My first thought was to go with Nosferatu because how do you not dig a dude who can do this:

An Appointment With The Great Pumpkin

Boing! Strongest ankles, ever.

I also thought about Dr. Caligarl, from “The Cabinet of Dr. Caligari”, the weirdest, creepiest little spooky film I know.*

An Appointment With The Great Pumpkin

Doctor, Doctor, gave me the news…

But then it occurred to me that both these characters were in silent films. Silence makes for an interview that is at best, awkward.

I was dead in the water. Howard Gantz, Long Awkward Pause’s manager, called my cell phone to ask who I’d be interviewing. I explained my silent movie dilemma. “No problem”, he said. “Let me call you right back. I think I can hook you up with an interview.” I’m usually wary of Howard, with his money-making schemes and Novocaine problem. If I didn’t want to miss my deadline, I had to go with him.

A few minutes later, he called me back. He gave me an address and said “you’re going to interview The Great Pumpkin.”

A shot of a pumpkin, focused on its stem.

Not so great. (Photo credit: Wikipedia)

The Great Pumpkin was the title character in a Peanuts animated cartoon. He was the most unusual sort of title character – the kind that doesn’t appear in the movie named for him.

“It’s The Great Pumpkin, Charlie Brown” (1966) was The Pumpkin’s first and last film role. Over the next forty-seven years, The Great Pumpkin’s career languished. He appeared in small time traveling productions in the ’70′s, gaining roles by trading on his name recognition. Since then, he’s made ends meet by living on residual income from “Charlie Brown” and by making personal appearances.

“Howard, you recognize that The Great Pumpkin, as imagined by Linus in the Peanuts cartoons, is a benevolent character. There’s nothing monster-like about him at all.” Howard countered that The Pumpkin was a monster because he denied children who believed in him the opportunity to collect Halloween candy.
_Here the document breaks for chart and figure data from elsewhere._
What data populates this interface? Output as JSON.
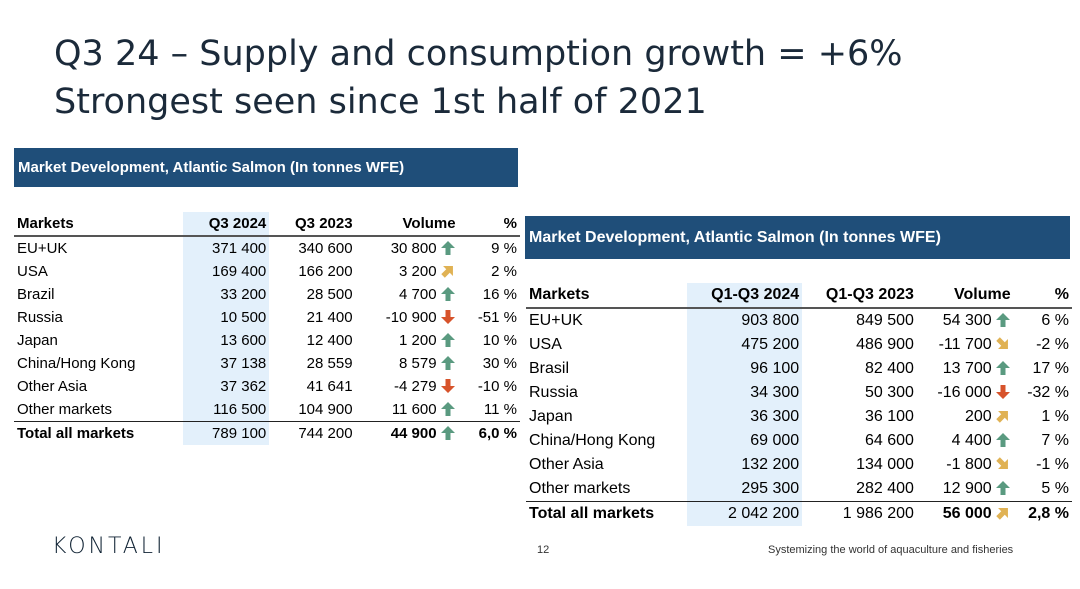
{
  "slide": {
    "title_line1": "Q3 24 – Supply and consumption growth = +6%",
    "title_line2": "Strongest seen since 1st half of 2021",
    "page_number": "12",
    "logo": "KONTALI",
    "tagline": "Systemizing the world of aquaculture and fisheries"
  },
  "colors": {
    "banner": "#1f4e79",
    "up": "#5a9a80",
    "slight": "#e0b254",
    "down": "#d7532b",
    "highlight": "#e3f0fb"
  },
  "table_q3": {
    "banner": "Market Development, Atlantic Salmon (In tonnes WFE)",
    "headers": [
      "Markets",
      "Q3 2024",
      "Q3 2023",
      "Volume",
      "%"
    ],
    "rows": [
      {
        "market": "EU+UK",
        "cur": "371 400",
        "prev": "340 600",
        "vol": "30 800",
        "trend": "up",
        "pct": "9 %"
      },
      {
        "market": "USA",
        "cur": "169 400",
        "prev": "166 200",
        "vol": "3 200",
        "trend": "slight-up",
        "pct": "2 %"
      },
      {
        "market": "Brazil",
        "cur": "33 200",
        "prev": "28 500",
        "vol": "4 700",
        "trend": "up",
        "pct": "16 %"
      },
      {
        "market": "Russia",
        "cur": "10 500",
        "prev": "21 400",
        "vol": "-10 900",
        "trend": "down",
        "pct": "-51 %"
      },
      {
        "market": "Japan",
        "cur": "13 600",
        "prev": "12 400",
        "vol": "1 200",
        "trend": "up",
        "pct": "10 %"
      },
      {
        "market": "China/Hong Kong",
        "cur": "37 138",
        "prev": "28 559",
        "vol": "8 579",
        "trend": "up",
        "pct": "30 %"
      },
      {
        "market": "Other Asia",
        "cur": "37 362",
        "prev": "41 641",
        "vol": "-4 279",
        "trend": "down",
        "pct": "-10 %"
      },
      {
        "market": "Other markets",
        "cur": "116 500",
        "prev": "104 900",
        "vol": "11 600",
        "trend": "up",
        "pct": "11 %"
      }
    ],
    "total": {
      "market": "Total all markets",
      "cur": "789 100",
      "prev": "744 200",
      "vol": "44 900",
      "trend": "up",
      "pct": "6,0 %"
    }
  },
  "table_ytd": {
    "banner": "Market Development, Atlantic Salmon (In tonnes WFE)",
    "headers": [
      "Markets",
      "Q1-Q3 2024",
      "Q1-Q3 2023",
      "Volume",
      "%"
    ],
    "rows": [
      {
        "market": "EU+UK",
        "cur": "903 800",
        "prev": "849 500",
        "vol": "54 300",
        "trend": "up",
        "pct": "6 %"
      },
      {
        "market": "USA",
        "cur": "475 200",
        "prev": "486 900",
        "vol": "-11 700",
        "trend": "slight-down",
        "pct": "-2 %"
      },
      {
        "market": "Brasil",
        "cur": "96 100",
        "prev": "82 400",
        "vol": "13 700",
        "trend": "up",
        "pct": "17 %"
      },
      {
        "market": "Russia",
        "cur": "34 300",
        "prev": "50 300",
        "vol": "-16 000",
        "trend": "down",
        "pct": "-32 %"
      },
      {
        "market": "Japan",
        "cur": "36 300",
        "prev": "36 100",
        "vol": "200",
        "trend": "slight-up",
        "pct": "1 %"
      },
      {
        "market": "China/Hong Kong",
        "cur": "69 000",
        "prev": "64 600",
        "vol": "4 400",
        "trend": "up",
        "pct": "7 %"
      },
      {
        "market": "Other Asia",
        "cur": "132 200",
        "prev": "134 000",
        "vol": "-1 800",
        "trend": "slight-down",
        "pct": "-1 %"
      },
      {
        "market": "Other markets",
        "cur": "295 300",
        "prev": "282 400",
        "vol": "12 900",
        "trend": "up",
        "pct": "5 %"
      }
    ],
    "total": {
      "market": "Total all markets",
      "cur": "2 042 200",
      "prev": "1 986 200",
      "vol": "56 000",
      "trend": "slight-up",
      "pct": "2,8 %"
    }
  }
}
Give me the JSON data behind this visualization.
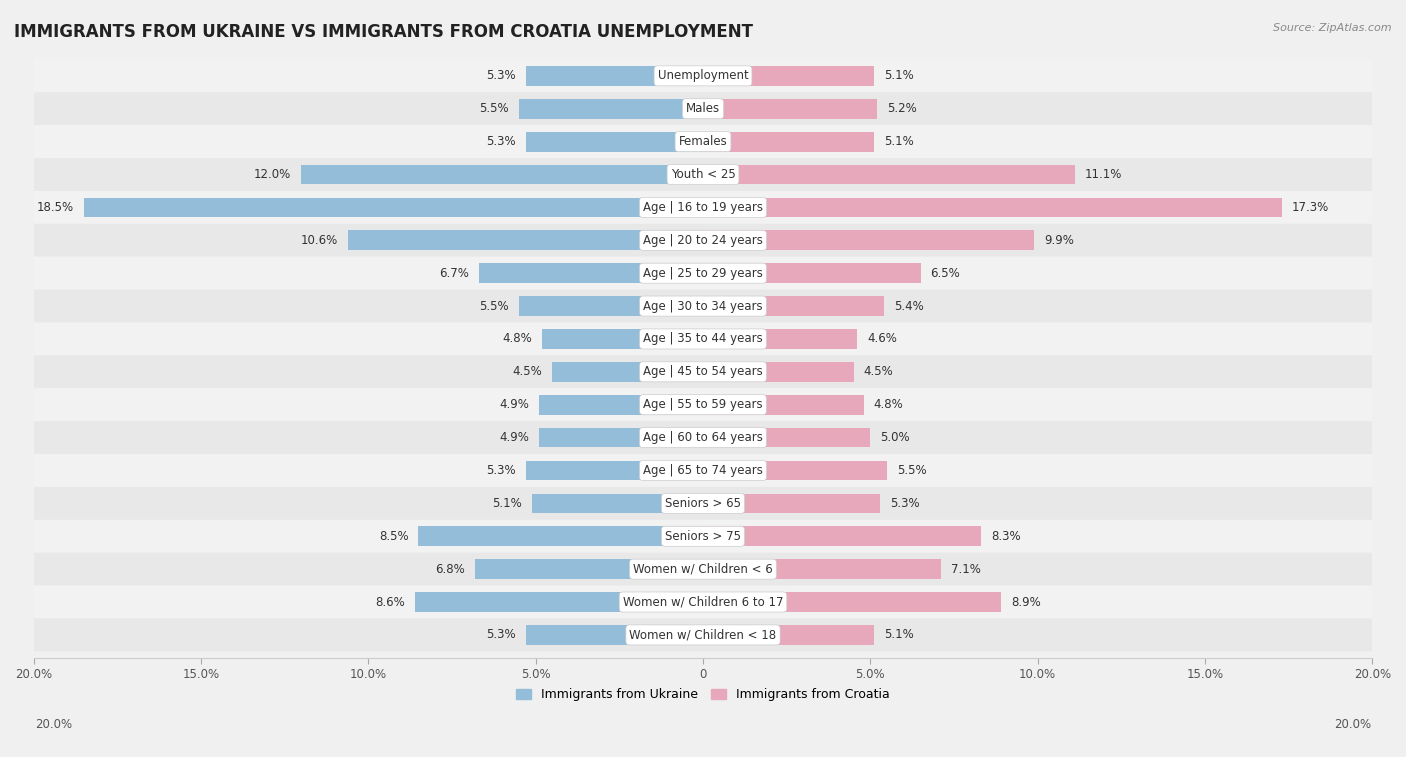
{
  "title": "IMMIGRANTS FROM UKRAINE VS IMMIGRANTS FROM CROATIA UNEMPLOYMENT",
  "source": "Source: ZipAtlas.com",
  "categories": [
    "Unemployment",
    "Males",
    "Females",
    "Youth < 25",
    "Age | 16 to 19 years",
    "Age | 20 to 24 years",
    "Age | 25 to 29 years",
    "Age | 30 to 34 years",
    "Age | 35 to 44 years",
    "Age | 45 to 54 years",
    "Age | 55 to 59 years",
    "Age | 60 to 64 years",
    "Age | 65 to 74 years",
    "Seniors > 65",
    "Seniors > 75",
    "Women w/ Children < 6",
    "Women w/ Children 6 to 17",
    "Women w/ Children < 18"
  ],
  "ukraine_values": [
    5.3,
    5.5,
    5.3,
    12.0,
    18.5,
    10.6,
    6.7,
    5.5,
    4.8,
    4.5,
    4.9,
    4.9,
    5.3,
    5.1,
    8.5,
    6.8,
    8.6,
    5.3
  ],
  "croatia_values": [
    5.1,
    5.2,
    5.1,
    11.1,
    17.3,
    9.9,
    6.5,
    5.4,
    4.6,
    4.5,
    4.8,
    5.0,
    5.5,
    5.3,
    8.3,
    7.1,
    8.9,
    5.1
  ],
  "ukraine_color": "#94bdd9",
  "croatia_color": "#e8a8bb",
  "ukraine_label": "Immigrants from Ukraine",
  "croatia_label": "Immigrants from Croatia",
  "xlim": 20.0,
  "row_colors": [
    "#f2f2f2",
    "#e8e8e8"
  ],
  "title_fontsize": 12,
  "label_fontsize": 8.5,
  "value_fontsize": 8.5
}
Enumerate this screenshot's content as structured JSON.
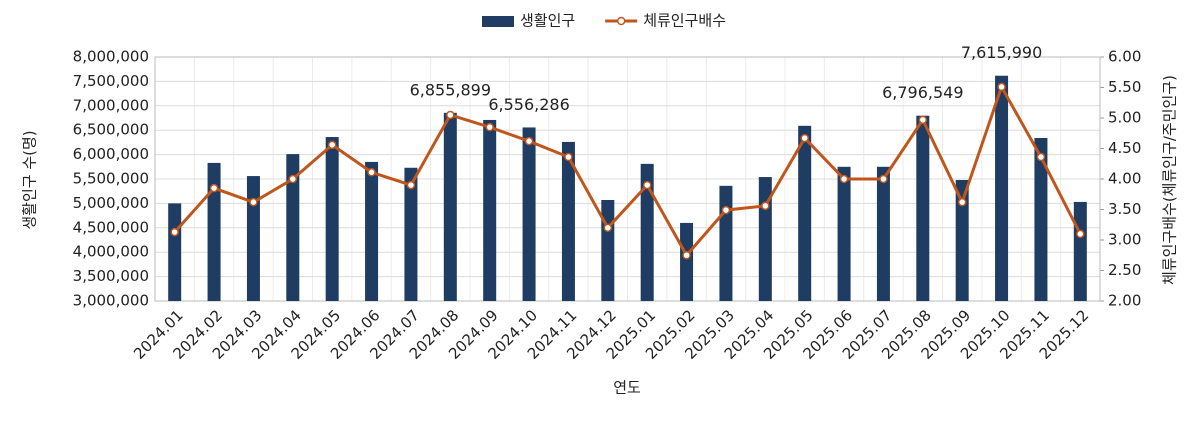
{
  "chart_data": {
    "type": "bar-line",
    "x_label": "연도",
    "y_label": "생활인구 수(명)",
    "y2_label": "체류인구배수(체류인구/주민인구)",
    "categories": [
      "2024.01",
      "2024.02",
      "2024.03",
      "2024.04",
      "2024.05",
      "2024.06",
      "2024.07",
      "2024.08",
      "2024.09",
      "2024.10",
      "2024.11",
      "2024.12",
      "2025.01",
      "2025.02",
      "2025.03",
      "2025.04",
      "2025.05",
      "2025.06",
      "2025.07",
      "2025.08",
      "2025.09",
      "2025.10",
      "2025.11",
      "2025.12"
    ],
    "series": [
      {
        "name": "생활인구",
        "type": "bar",
        "axis": "y",
        "color": "#1f3c63",
        "values": [
          5000000,
          5830000,
          5560000,
          6010000,
          6360000,
          5850000,
          5730000,
          6855899,
          6710000,
          6556286,
          6260000,
          5070000,
          5810000,
          4600000,
          5360000,
          5540000,
          6590000,
          5750000,
          5750000,
          6796549,
          5480000,
          7615990,
          6340000,
          5030000
        ],
        "value_labels": [
          null,
          null,
          null,
          null,
          null,
          null,
          null,
          "6,855,899",
          null,
          "6,556,286",
          null,
          null,
          null,
          null,
          null,
          null,
          null,
          null,
          null,
          "6,796,549",
          null,
          "7,615,990",
          null,
          null
        ]
      },
      {
        "name": "체류인구배수",
        "type": "line",
        "axis": "y2",
        "color": "#c0561c",
        "values": [
          3.13,
          3.85,
          3.62,
          4.0,
          4.56,
          4.11,
          3.9,
          5.05,
          4.85,
          4.62,
          4.36,
          3.2,
          3.9,
          2.75,
          3.49,
          3.56,
          4.67,
          4.0,
          4.0,
          4.97,
          3.62,
          5.51,
          4.36,
          3.1
        ]
      }
    ],
    "ylim": [
      3000000,
      8000000
    ],
    "yticks": [
      {
        "value": 3000000,
        "label": "3,000,000"
      },
      {
        "value": 3500000,
        "label": "3,500,000"
      },
      {
        "value": 4000000,
        "label": "4,000,000"
      },
      {
        "value": 4500000,
        "label": "4,500,000"
      },
      {
        "value": 5000000,
        "label": "5,000,000"
      },
      {
        "value": 5500000,
        "label": "5,500,000"
      },
      {
        "value": 6000000,
        "label": "6,000,000"
      },
      {
        "value": 6500000,
        "label": "6,500,000"
      },
      {
        "value": 7000000,
        "label": "7,000,000"
      },
      {
        "value": 7500000,
        "label": "7,500,000"
      },
      {
        "value": 8000000,
        "label": "8,000,000"
      }
    ],
    "y2lim": [
      2,
      6
    ],
    "y2ticks": [
      {
        "value": 2,
        "label": "2.00"
      },
      {
        "value": 2.5,
        "label": "2.50"
      },
      {
        "value": 3,
        "label": "3.00"
      },
      {
        "value": 3.5,
        "label": "3.50"
      },
      {
        "value": 4,
        "label": "4.00"
      },
      {
        "value": 4.5,
        "label": "4.50"
      },
      {
        "value": 5,
        "label": "5.00"
      },
      {
        "value": 5.5,
        "label": "5.50"
      },
      {
        "value": 6,
        "label": "6.00"
      }
    ],
    "grid": true,
    "legend": "top"
  }
}
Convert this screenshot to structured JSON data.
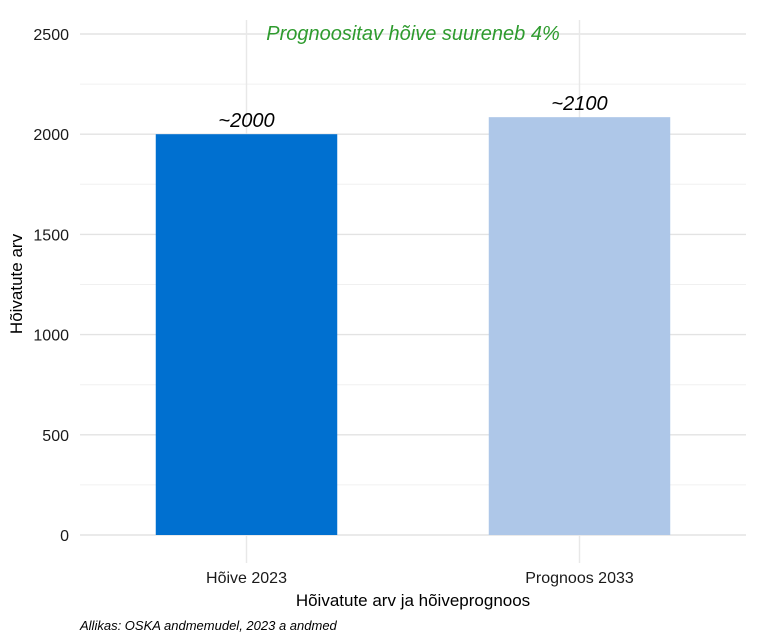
{
  "chart_data": {
    "type": "bar",
    "categories": [
      "Hõive 2023",
      "Prognoos 2033"
    ],
    "values": [
      2000,
      2085
    ],
    "data_labels": [
      "~2000",
      "~2100"
    ],
    "bar_colors": [
      "#0070d0",
      "#aec7e8"
    ],
    "xlabel": "Hõivatute arv ja hõiveprognoos",
    "ylabel": "Hõivatute arv",
    "ylim": [
      0,
      2500
    ],
    "yticks": [
      0,
      500,
      1000,
      1500,
      2000,
      2500
    ],
    "grid": true,
    "annotation": "Prognoositav hõive suureneb 4%",
    "annotation_color": "#2e9b2e",
    "caption": "Allikas: OSKA andmemudel, 2023 a andmed"
  }
}
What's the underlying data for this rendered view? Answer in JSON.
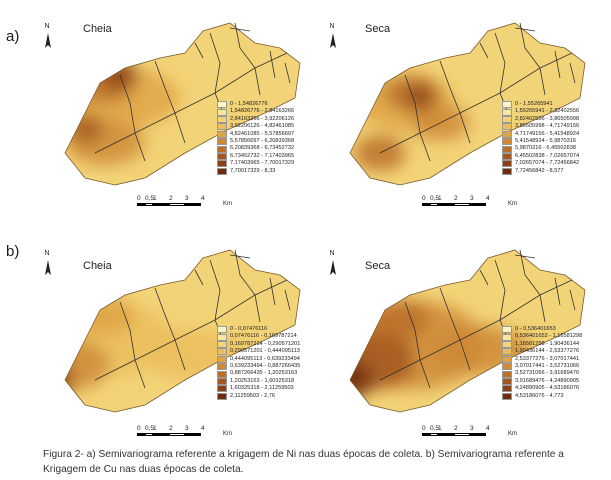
{
  "panels": [
    {
      "label": "a)",
      "maps": [
        {
          "title": "Cheia",
          "legend": [
            "0 - 1,54826776",
            "1,54826776 - 2,84163266",
            "2,84163266 - 3,92206126",
            "3,92206126 - 4,82461085",
            "4,82461085 - 5,57856697",
            "5,57856697 - 6,20839368",
            "6,20839368 - 6,73452732",
            "6,73452732 - 7,17403965",
            "7,17403965 - 7,70017329",
            "7,70017329 - 8,33"
          ]
        },
        {
          "title": "Seca",
          "legend": [
            "0 - 1,55265941",
            "1,55265941 - 2,82402556",
            "2,82402556 - 3,86505998",
            "3,86505998 - 4,71749156",
            "4,71749156 - 5,41548924",
            "5,41548924 - 5,9870316",
            "5,9870316 - 6,45502838",
            "6,45502838 - 7,02657074",
            "7,02657074 - 7,72456842",
            "7,72456842 - 8,577"
          ]
        }
      ]
    },
    {
      "label": "b)",
      "maps": [
        {
          "title": "Cheia",
          "legend": [
            "0 - 0,07476116",
            "0,07476116 - 0,169787214",
            "0,169787214 - 0,290571201",
            "0,290571201 - 0,444095113",
            "0,444095113 - 0,639233494",
            "0,639233494 - 0,887266435",
            "0,887266435 - 1,20253163",
            "1,20253163 - 1,60325318",
            "1,60325318 - 2,11259503",
            "2,11259503 - 2,76"
          ]
        },
        {
          "title": "Seca",
          "legend": [
            "0 - 0,536401653",
            "0,536401653 - 1,16581298",
            "1,16581298 - 1,90436144",
            "1,90436144 - 2,53377276",
            "2,53377276 - 3,07017441",
            "3,07017441 - 3,52731066",
            "3,52731066 - 3,91689476",
            "3,91689476 - 4,24890905",
            "4,24890905 - 4,53186076",
            "4,53186076 - 4,773"
          ]
        }
      ]
    }
  ],
  "ramp": [
    "#fdf6c4",
    "#f9e79a",
    "#f3d377",
    "#ebbd5c",
    "#dfa346",
    "#cf8a36",
    "#bb7029",
    "#a3561e",
    "#8b3f16",
    "#6e2b0f"
  ],
  "scalebar": {
    "ticks": [
      "0",
      "0,5",
      "1",
      "2",
      "3",
      "4"
    ],
    "unit": "Km"
  },
  "north_symbol": "N",
  "caption": {
    "line1": "Figura 2- a) Semivariograma referente a krigagem de Ni nas duas épocas de coleta. b) Semivariograma referente a",
    "line2": "Krigagem de Cu nas duas épocas de coleta."
  }
}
It was hard to argue with logic like that.

Well played, Howard. Well played.

Well played, Howard. Well played.

And I needed something to write about.

That’s how I found myself sitting on a blanket, in the dark, waiting. Fifty one years old, waiting for The Great Pumpkin to rise up out of the pumpkin patch. I sat for the better part of the night. I talked a pizza joint into delivering a pizza. The moon crossed the sky, but The Great Pumpkin never lifted off.

Gantz’ cell phone went straight to voice mail that entire night. He hasn’t taken any of my calls since.

I like a good joke, just like the next guy, Howard. Yes, I do.

*You should watch The Cabinet Of Dr. Caligari. Way spooky, with a big twist at the end.